Um dos dramas da infância é descobrir que nossos pais são comuns. No melhor dos casos, pois às vezes são frágeis, uns pedacinhos de gente, ou francamente problemáticos. Para crescer, precisamos nos sentir protegidos. Para tanto, vemos nossos cuidadores como grandiosos, as melhores e mais corretas pessoas do mundo.
A queda desse ideal necessário ao crescimento é duríssima. Tanto que a maioria nunca conseguirá enxergar os pais como são. Para não sentir a impotência inerente à condição humana, alguns mantêm viva a idealização infantil.
A chave para compreender essa resistência a crescer – reconhecendo-se como órfão de seres superiores – é o desamparo.

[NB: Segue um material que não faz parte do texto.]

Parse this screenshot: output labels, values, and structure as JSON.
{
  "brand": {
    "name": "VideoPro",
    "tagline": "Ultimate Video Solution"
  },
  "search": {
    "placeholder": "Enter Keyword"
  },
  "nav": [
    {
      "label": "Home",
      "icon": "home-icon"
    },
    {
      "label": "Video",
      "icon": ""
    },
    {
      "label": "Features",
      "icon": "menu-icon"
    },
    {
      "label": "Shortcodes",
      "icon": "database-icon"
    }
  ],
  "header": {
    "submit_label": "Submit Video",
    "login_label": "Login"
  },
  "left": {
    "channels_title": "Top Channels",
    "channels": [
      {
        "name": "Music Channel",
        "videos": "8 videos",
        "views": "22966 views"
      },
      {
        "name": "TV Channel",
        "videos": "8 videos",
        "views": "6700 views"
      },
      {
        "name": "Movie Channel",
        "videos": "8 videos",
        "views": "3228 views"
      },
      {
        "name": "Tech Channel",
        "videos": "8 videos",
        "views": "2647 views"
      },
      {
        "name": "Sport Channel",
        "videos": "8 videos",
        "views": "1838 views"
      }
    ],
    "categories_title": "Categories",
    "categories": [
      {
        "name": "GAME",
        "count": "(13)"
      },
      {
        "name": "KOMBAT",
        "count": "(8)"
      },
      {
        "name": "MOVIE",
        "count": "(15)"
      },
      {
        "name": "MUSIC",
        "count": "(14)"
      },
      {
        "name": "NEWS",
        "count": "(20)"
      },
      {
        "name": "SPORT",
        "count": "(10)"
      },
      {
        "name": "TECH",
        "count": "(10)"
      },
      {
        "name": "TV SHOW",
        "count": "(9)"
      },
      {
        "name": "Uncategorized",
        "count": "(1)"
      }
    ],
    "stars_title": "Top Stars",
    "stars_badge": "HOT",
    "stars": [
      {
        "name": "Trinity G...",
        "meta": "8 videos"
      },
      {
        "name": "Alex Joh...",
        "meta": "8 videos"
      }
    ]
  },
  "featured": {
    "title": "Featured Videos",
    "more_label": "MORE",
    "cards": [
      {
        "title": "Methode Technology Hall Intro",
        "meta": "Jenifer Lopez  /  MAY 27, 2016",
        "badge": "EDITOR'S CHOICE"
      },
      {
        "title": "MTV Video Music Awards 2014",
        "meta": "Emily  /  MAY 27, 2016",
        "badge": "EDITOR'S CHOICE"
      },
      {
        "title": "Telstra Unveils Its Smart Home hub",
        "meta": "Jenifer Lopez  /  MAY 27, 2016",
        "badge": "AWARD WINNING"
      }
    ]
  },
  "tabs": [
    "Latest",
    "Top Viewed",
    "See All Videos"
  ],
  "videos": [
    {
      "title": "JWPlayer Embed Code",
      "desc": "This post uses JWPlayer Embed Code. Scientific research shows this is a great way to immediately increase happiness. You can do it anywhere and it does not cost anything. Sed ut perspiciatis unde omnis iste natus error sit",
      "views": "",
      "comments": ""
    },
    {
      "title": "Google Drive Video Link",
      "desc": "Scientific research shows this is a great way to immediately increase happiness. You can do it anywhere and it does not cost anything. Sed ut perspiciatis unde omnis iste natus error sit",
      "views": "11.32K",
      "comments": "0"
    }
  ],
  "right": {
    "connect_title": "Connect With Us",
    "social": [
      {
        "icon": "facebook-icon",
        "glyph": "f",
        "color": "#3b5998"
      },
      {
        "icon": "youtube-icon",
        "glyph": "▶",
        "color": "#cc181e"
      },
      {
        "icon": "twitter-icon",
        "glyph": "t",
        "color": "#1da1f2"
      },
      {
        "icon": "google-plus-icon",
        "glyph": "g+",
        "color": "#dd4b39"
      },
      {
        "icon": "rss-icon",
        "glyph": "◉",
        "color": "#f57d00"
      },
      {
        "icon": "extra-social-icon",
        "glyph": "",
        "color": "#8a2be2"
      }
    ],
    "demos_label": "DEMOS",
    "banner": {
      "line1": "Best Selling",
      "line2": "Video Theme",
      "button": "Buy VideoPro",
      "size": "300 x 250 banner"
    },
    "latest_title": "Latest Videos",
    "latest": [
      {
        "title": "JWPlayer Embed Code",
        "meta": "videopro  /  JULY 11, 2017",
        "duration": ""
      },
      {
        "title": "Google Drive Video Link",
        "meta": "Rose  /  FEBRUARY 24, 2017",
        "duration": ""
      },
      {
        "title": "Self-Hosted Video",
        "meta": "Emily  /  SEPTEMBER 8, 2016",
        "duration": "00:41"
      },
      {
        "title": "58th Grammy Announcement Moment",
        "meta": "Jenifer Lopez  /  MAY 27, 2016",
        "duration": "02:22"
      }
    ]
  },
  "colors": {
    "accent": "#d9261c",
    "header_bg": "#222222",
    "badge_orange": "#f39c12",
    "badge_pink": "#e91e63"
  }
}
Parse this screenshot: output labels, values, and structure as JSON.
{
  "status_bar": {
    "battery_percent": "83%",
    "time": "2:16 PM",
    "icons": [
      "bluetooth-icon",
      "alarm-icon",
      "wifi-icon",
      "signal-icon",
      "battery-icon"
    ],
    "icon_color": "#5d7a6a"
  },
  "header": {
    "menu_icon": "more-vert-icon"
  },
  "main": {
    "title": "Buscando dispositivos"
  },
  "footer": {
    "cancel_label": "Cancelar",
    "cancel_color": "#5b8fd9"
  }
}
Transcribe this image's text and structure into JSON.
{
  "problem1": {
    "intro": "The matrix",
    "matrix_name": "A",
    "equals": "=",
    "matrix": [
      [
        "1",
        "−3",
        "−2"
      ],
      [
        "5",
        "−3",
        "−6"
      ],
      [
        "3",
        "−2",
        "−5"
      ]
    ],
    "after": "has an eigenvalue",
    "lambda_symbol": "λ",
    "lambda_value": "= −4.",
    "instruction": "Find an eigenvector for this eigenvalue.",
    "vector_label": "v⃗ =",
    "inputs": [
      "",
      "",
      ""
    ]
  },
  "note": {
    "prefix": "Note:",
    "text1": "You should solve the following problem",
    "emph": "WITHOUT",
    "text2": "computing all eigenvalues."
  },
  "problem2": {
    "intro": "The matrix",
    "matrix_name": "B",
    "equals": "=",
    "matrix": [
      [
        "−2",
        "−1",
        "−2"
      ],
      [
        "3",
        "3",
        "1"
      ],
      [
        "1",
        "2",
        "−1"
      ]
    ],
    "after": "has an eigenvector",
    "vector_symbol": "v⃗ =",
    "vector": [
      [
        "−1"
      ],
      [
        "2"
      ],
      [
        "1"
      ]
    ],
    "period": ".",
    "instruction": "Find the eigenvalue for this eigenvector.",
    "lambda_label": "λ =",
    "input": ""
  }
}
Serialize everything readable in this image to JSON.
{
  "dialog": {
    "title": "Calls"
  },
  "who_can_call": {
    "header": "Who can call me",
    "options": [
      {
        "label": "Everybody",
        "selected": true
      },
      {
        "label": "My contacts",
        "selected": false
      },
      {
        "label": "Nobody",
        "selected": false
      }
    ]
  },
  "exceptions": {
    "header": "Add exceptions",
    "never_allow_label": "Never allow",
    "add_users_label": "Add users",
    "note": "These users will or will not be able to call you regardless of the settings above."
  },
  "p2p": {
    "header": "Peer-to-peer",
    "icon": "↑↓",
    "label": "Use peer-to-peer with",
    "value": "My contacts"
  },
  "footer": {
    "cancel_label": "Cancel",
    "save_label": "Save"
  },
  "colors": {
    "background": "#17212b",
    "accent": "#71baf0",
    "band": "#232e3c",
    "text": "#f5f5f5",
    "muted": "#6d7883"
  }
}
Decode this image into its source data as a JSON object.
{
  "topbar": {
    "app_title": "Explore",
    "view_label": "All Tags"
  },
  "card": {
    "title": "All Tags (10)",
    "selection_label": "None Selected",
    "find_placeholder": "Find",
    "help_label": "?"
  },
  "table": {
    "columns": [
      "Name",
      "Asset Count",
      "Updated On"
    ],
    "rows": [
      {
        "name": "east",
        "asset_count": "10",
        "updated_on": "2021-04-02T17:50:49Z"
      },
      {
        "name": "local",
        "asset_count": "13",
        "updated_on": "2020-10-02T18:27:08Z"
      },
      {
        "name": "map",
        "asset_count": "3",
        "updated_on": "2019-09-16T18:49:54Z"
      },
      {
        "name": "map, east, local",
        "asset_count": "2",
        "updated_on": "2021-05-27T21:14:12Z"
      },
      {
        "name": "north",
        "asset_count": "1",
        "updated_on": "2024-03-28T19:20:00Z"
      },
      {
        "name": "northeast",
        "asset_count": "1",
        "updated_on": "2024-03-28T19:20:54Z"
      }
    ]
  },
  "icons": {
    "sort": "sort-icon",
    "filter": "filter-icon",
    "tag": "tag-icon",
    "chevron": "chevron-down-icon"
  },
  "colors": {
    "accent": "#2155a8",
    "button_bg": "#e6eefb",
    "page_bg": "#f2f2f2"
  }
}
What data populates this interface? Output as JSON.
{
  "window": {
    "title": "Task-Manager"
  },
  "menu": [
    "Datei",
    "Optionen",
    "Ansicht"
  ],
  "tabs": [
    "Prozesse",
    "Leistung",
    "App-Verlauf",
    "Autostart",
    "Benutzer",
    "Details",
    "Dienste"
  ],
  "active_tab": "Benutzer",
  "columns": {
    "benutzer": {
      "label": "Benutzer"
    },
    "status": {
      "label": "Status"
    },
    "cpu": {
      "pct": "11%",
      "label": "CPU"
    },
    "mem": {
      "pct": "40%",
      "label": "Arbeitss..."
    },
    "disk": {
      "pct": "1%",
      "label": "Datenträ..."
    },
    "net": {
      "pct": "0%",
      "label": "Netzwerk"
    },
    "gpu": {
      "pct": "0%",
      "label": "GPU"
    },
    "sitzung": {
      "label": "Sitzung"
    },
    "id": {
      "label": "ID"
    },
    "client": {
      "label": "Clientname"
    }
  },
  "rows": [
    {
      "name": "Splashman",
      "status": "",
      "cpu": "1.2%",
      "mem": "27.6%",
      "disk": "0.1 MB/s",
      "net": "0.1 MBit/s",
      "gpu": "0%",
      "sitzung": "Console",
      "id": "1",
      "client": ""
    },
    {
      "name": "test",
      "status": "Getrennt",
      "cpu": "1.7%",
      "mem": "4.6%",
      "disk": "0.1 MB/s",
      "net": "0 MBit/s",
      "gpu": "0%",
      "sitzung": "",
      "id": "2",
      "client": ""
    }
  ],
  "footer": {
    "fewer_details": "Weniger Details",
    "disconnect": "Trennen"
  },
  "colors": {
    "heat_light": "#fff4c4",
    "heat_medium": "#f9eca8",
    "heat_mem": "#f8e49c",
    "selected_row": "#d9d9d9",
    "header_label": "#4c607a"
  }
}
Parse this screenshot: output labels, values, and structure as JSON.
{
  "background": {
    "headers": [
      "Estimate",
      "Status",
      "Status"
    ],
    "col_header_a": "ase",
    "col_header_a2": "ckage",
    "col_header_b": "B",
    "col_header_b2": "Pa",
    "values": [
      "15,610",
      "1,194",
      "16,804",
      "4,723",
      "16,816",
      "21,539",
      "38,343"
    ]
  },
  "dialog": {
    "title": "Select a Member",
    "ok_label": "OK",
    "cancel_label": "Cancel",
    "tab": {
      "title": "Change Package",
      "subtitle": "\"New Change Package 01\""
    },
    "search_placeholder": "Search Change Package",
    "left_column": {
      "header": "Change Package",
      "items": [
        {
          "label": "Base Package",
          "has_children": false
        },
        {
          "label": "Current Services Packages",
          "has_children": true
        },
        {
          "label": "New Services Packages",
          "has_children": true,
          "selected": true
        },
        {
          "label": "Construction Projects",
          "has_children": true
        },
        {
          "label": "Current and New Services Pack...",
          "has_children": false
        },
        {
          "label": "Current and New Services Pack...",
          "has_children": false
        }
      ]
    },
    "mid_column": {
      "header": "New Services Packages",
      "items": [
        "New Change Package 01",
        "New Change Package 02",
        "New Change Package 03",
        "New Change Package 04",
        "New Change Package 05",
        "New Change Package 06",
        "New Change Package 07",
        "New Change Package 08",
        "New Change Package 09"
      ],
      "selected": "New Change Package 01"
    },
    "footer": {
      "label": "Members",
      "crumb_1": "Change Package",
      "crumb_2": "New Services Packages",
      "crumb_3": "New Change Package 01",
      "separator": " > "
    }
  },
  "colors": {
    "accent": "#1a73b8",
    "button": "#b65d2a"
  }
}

Dói saber-se guacho, estar sem proteção divina ou terrena. Isso vale para todos. Quando suspeitamos da fragilidade do nosso totem, atacamos os que não creem nele, para reafirmar nossa fé.
O preço dessa operação de negação é a infantilização, pelo menos em alguns aspectos da realidade. Outra possibilidade, dentro dessa mesma estratégia, é encontrar um substituto para a autoridade de que o sujeito necessita. Algo como uma paternidade estepe para ser amada, reverenciada e pensar por ele.
Geralmente o herdeiro da autoridade dos pais vem pela religião, ou então pela política. Por isso, nesses casos, qualquer argumento lógico que a coloque em questão é destituído de sentido. Afinal, é uma lógica passional que se arma. O sujeito não está defendendo um político ou um pastor que lhe entregam uma solidez de que a vida carece, mas a seus pais da infância. Nesses casos, vai torcer a realidade para que seus amados eleitos sigam sendo probos e capazes, mesmo que sejam notórios canalhas e incompetentes. Neste sentido, política é paixão.
Tudo se resume a: “Meu pai é melhor do que o teu”. Teu pai é uma farsa e o meu é o verdadeiro. Os mais frágeis são os mais fiéis seguidores de um mestre imaginário. Compreender as raízes do medo uns dos outros, uns mais, outros menos, nos ajudará a crescer como sociedade. O medo sempre desperta nosso lado mais arcaico e irracional.
Por sorte não fica assim para sempre. Como disse Phillip K. Dick: “A realidade é aquilo que, quando você para de acreditar, não desaparece”. A realidade, quando menos esperamos, irrompe e desnuda irremediavelmente nossos ídolos. É quando ficamos adultos no susto.